A marzo in Italia si sono immatricolate 28 mila auto. Nello stesso mese del 2019 erano state oltre 190 mila. Il crollo è di quasi il 90%. È facile aspettarsi un risultato identico per aprile. A ipotizzare una potenziale riapertura delle attività per la metà di maggio, per la fine dell’anno è possibile prevedere una chiusura del mercato a circa 1,2 milioni di unità, di cui solo 670 mila legate a privati e famiglie. È difficile aspettarsi di più: bisognerà rimettere in moto la fiducia dei consumatori e soprattutto la disponibilità economica all'acquisto di un bene, come l'auto, che al momento non sembra prioritario.
Il calo delle immatricolazioni al 31 dicembre potrebbe essere dunque di circa il 40%. Un taglio che colpirebbe maggiormente i cosiddetti marchi “generalisti” legati a una clientela più sensibile alle variazioni di reddito e patrimonio e meno quelli “premium”. Numeri che necessitano ovviamente di continue revisioni (speriamo positive), per inseguire una situazione fluida e in continua evoluzione.
Il business è destinato dunque a diventare insostenibile per tanti. Inutile nascondersi: molte delle circa 1.400 concessionarie italiane saranno costrette a chiudere. Per dare un riferimento, nel periodo dal 2007 al 2019 quando il mercato perse nel suo complesso “solo” il 23%, le persone che persero lavoro furono circa 30 mila addetti (fonte, Federauto). Oggi l’ipotesi di decremento è quasi il doppio, ognuno faccia i suoi conti. Ma è ovviamente tutto il sistema a tremare visto che in Italia l’automotive vale il 10% del pil e produce 80 miliardi di euro l’anno di gettito fiscale (fonte Unrae).
Cosa fare?
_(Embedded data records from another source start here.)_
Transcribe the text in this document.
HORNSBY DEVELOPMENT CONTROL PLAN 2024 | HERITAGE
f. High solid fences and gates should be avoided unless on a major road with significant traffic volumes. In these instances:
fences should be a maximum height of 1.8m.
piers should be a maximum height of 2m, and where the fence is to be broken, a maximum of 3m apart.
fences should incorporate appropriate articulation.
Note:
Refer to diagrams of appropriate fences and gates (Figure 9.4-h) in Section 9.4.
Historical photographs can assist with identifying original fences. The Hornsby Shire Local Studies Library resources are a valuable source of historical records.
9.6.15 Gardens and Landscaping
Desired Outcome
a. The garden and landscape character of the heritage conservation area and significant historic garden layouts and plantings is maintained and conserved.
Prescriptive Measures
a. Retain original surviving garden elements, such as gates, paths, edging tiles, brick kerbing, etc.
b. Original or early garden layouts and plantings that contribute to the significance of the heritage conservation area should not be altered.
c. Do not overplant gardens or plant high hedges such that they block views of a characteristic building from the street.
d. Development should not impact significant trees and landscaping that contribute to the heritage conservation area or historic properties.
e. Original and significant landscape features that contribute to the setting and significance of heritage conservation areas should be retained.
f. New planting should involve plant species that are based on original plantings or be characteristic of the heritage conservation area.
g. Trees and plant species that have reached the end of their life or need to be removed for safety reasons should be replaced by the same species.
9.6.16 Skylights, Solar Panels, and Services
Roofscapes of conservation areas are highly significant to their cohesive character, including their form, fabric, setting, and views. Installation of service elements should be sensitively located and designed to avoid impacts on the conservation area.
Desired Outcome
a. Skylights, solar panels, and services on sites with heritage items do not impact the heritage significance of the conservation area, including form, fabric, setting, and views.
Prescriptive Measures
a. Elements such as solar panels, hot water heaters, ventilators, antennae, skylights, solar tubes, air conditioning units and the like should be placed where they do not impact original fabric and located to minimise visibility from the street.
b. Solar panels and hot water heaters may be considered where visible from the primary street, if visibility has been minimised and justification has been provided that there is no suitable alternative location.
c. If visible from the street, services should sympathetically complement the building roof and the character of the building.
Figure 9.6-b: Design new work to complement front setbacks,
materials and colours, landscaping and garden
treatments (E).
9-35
Da più parti si richiedono incentivi: estendere quelli esistenti (Ecobonus), oggi destinati ai veicoli più ecologici, elettriche e ibride ricaricabili plug-in, anche a Euro 6 benzina e diesel. La proposta risponderebbe anche la necessità di svecchiare un parco auto di oltre 11 anni, con punte di più di 14 anni per le auto a benzina (fonte Aci). Un dato preoccupante in termini ambientali e di sicurezza stradale.
In particolare, il settore chiede aiuti economici di mila euro (con rottamazione) sulle auto piccole e compatte con emissioni tra i 65 e i 95 grammi di CO2 per chilometro, attualmente fuori del regime dell’Ecobonus. Un intervento è auspicato anche per i veicoli aziendali, con il riallineamento fiscale agli standard degli altri Paesi europei: aumento del costo massimo deducibile fino a 50 mila euro, della quota ammortizzabile al 100% e della detraibilità Iva per aziende e liberi professionisti fino al 100%. Gli interventi potrebbero valere tra le 100 e le 200 mila unità in più (a seconda della data di riavvio delle attività), con un costo per lo Stato di circa 3 miliardi di euro.
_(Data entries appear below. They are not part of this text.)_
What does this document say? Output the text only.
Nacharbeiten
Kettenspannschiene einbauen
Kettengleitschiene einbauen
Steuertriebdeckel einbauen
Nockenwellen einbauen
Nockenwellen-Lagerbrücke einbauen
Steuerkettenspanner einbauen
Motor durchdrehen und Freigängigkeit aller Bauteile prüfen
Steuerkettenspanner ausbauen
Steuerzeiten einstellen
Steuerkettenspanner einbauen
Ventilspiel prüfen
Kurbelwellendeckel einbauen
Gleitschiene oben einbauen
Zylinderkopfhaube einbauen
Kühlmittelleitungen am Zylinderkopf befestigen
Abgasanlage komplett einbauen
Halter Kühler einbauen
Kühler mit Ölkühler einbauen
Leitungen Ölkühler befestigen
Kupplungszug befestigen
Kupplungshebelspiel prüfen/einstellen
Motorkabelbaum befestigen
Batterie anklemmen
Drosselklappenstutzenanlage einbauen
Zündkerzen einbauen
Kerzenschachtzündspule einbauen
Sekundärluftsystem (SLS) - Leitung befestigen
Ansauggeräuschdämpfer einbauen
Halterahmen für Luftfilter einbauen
Proposte condivisibili, in particolare per le auto in stock, che potrebbero salvare l'anno in corso. L'incentivo è però una misura temporanea, non strutturale, che rischia di non risolvere un problema, che inevitabilmente avrà ripercussioni anche in futuro. La debolezza del sistema non si supera solo con qualche miliardo di aiuto nell'acquisto.
Forse oggi più che mai bisogna guardare al futuro: la crisi è l'occasione per accelerare una transizione energetica che da noi, e i dati di vendita delle auto elettriche lo dimostrano, è ancora solo sulla linea di partenza. Ben vengano gli incentivi ma anche grandi investimenti nella riconversione energetica del nostro Paese e industriale del settore nella direzione di elettrificazione e idrogeno, accompagnata da un piano serio di realizzazione d’infrastrutture pubbliche di ricarica e rifornimento dello stesso idrogeno.
Perché, come ha detto nei mesi scorsi Herbert Diess, numero uno del gruppo di Volkswagen, “dobbiamo accelerare la trasformazione per evitare la stessa sorte di Nokia, che ha perso il dominio nel mercato dei cellulari a favore di Apple e Samsung”. E se lo dice lui.